Allergies, bacteria or a virus may cause pink eye. Viral and bacterial pink eye are both highly contagious and spread very easily. Since most cases of pink eye are viral, for which there is usually no medical treatment, preventing its spread is important. Good hand-washing and avoiding touching eyes is the best way to prevent spread.
Only a physician can diagnose viral versus bacterial conjunctivitis. Below is a chart for reference only. It is not intended to replace evaluation by a doctor.

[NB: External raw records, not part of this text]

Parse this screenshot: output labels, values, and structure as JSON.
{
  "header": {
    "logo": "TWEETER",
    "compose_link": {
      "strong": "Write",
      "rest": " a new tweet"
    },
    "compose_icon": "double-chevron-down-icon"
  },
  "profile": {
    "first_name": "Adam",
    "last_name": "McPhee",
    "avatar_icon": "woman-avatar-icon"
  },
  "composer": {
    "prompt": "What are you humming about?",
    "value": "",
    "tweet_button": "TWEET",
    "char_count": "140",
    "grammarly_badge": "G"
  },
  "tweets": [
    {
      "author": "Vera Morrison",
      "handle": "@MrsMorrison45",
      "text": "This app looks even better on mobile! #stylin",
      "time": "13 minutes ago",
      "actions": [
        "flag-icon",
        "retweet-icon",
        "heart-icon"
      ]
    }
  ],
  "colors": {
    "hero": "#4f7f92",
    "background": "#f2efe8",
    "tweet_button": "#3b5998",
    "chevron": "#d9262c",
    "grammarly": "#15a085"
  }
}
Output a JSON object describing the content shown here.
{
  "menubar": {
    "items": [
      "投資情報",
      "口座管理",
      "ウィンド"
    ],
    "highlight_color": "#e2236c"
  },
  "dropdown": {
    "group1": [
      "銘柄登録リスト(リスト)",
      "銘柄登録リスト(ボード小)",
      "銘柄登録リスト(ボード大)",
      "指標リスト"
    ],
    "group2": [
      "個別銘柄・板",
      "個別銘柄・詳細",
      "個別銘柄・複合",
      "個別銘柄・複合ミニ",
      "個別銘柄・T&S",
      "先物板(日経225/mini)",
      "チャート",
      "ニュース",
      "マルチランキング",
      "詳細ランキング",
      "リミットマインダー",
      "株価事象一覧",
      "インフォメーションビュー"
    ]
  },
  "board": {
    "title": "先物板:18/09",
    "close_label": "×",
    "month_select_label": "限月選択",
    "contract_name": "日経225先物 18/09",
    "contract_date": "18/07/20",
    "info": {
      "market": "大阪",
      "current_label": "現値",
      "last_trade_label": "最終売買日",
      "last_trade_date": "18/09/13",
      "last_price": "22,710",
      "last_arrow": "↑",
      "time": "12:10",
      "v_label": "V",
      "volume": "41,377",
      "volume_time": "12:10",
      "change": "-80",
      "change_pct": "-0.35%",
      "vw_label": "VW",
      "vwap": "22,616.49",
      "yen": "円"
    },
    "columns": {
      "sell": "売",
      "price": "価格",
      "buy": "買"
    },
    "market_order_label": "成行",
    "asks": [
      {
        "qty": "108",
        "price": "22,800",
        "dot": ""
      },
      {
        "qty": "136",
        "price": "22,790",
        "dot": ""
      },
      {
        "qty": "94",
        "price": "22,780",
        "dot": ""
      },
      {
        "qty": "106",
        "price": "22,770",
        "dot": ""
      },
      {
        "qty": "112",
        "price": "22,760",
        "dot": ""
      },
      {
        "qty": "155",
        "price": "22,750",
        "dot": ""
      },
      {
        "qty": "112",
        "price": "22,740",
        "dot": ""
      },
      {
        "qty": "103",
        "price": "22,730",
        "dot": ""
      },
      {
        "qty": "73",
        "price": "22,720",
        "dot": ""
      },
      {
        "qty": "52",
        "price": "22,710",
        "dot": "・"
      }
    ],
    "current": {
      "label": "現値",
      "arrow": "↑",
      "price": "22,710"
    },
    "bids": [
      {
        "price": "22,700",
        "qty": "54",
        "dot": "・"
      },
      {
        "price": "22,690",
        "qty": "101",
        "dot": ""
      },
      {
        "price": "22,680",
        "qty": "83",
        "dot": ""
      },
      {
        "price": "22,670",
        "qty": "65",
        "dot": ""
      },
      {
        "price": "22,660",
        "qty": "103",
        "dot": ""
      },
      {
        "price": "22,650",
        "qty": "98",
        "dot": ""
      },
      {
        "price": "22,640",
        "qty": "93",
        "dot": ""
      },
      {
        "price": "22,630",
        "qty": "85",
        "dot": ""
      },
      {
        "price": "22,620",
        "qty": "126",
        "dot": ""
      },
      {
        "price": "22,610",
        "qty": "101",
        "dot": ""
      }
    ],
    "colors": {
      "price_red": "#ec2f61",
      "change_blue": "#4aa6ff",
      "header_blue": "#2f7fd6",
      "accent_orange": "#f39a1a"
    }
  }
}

If your pink eye is caused by a common viral infection and no other complications occur, then your eyes should clear up within a few days to two weeks. Pink eye also can be caused by bacterial conjunctivitis, which — even with treatment such as prescription antibiotic eye drops — can last up to a month or longer.
Pink eye (conjunctivitis) generally remains contagious as long as your child is experiencing tearing and matted eyes. When tearing and matted eyes are no longer present, it's appropriate for a child to return to school or child care. If your doctor determines it to be bacterial conjunctivitis, and prescribes antibiotic drops, they can return to school the next day.